Glyphi
Glyphi

Reputation: 11

What should I pass as allocator to a std::hash_map?

I have created a little class and am trying to use it as the data in an STL hash_map. Lots of searching has got me as far as knowing I need to add stuff as the Allocator, but so far I have seen no examples of how to use the default allocators in STL in my class. Could someone help and show me please? I've put a reduced version of my class below.

class cwVariable {

public:
    cwVariable();
    template <typename T>
    cwVariable(T value)
    {
        stash = new byte[sizeof(T)];
        memcpy(stash, &value, sizeof(T));
    }

    template <typename T>
    void set(T value)
    {
        if (stash != 0) {
            memcpy(stash, &value, sizeof(T));
        }
    }

    template <typename T>
    T get()
    {
        T out;
        memcpy(&out, stash, sizeof(T));
        return out;
    }
    ~cwVariable();
private:
    void * stash = 0;
};


cwVariable::~cwVariable() {
    delete stash;
}

For completeness: I'm using the Arduino 1.6.4 toolchain, the STL from a port for Arduino and targetting an Arduino Mega 2560. Using the Visual Micro add-in for Visual Studio 2012.

Added later: My real code handles more than above, but just C type string pointers, not String. The trail started when I added

std::hash_map<const char*, cwVariable> months; 

to my code and got the output

cwVar.cpp.o:In function `std::hash_map<char const*, cwVariable, std::hash<char const*>,
std::equal_to<char const*>, std::allocator<cwVariable> >::operator[](char const* const&)'
stl_hash_map.h:cwVariable()' 
collect2.exe*:error: ld returned 1 exit status as the error.

This made me research more and got me worried about allocators.

Upvotes: 0

Views: 327

Answers (2)

David Hammen
David Hammen

Reputation: 33116

You don't need an allocator. Those are for when you are doing your own memory management (e.g., a memory pool). What you do need, and what your class does not have, is a working deep copy constructor. Your class instead has the freebie shallow copy constructor. This will copy the pointer rather than the contents of the pointer.

As is, your class doesn't contain the necessarily information to know how to copy construct an instance. One way to solve this would be to store the size of the allocated type as a data member. The copy constructor will allocate a stash of the right size and memcpy the source stash to the new stash of the new instance.

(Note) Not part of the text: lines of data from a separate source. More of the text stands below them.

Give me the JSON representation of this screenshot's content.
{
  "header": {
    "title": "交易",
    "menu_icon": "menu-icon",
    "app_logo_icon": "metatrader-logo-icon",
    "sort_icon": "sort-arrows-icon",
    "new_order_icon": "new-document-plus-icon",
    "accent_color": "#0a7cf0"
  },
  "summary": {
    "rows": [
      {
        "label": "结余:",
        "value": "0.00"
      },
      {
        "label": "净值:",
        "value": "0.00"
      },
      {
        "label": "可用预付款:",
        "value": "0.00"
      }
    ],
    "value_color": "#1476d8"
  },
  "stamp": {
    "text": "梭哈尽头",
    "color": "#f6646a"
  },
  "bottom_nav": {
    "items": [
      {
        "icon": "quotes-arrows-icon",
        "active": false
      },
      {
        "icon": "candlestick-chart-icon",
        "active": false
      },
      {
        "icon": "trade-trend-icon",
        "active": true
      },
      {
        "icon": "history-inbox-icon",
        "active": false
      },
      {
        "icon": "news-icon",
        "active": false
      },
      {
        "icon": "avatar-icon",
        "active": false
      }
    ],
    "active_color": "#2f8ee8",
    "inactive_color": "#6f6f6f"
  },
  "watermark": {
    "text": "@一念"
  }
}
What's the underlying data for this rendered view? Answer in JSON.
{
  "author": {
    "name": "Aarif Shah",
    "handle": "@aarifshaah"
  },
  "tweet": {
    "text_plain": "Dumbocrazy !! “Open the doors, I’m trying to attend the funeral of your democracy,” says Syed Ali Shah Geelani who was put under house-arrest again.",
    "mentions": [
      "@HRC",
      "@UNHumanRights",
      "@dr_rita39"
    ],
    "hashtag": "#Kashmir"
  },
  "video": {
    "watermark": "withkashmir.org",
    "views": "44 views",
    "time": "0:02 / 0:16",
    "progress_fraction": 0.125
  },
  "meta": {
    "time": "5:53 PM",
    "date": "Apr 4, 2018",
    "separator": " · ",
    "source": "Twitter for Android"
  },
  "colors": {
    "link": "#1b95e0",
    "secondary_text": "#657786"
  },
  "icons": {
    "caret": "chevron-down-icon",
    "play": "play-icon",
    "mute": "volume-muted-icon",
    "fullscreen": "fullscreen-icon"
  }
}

A much better approach would be to make the entire class a class template, and this goes after an underlying problem with your design. Your use of void* and memcpy are a recipe for future problems. As is, your class works for POD classes, but not much else.

If you templatize the entire class and change void* stash to T stash, the freebie copy constructor is exactly what you want. If you change the void* stash to T* stash, you will have to provide a copy constructor, but it's rather simple. In both cases, your get and set member functions are trivial, and your code is much more generic than is your current void* stash / memcpy implementation.

Upvotes: 2

SergeyA
SergeyA

Reputation: 62563

Simply using your class as a data type in hash_map does not require you to have an allocator. You only need allocator if you want to implement specific allocation policy for your map.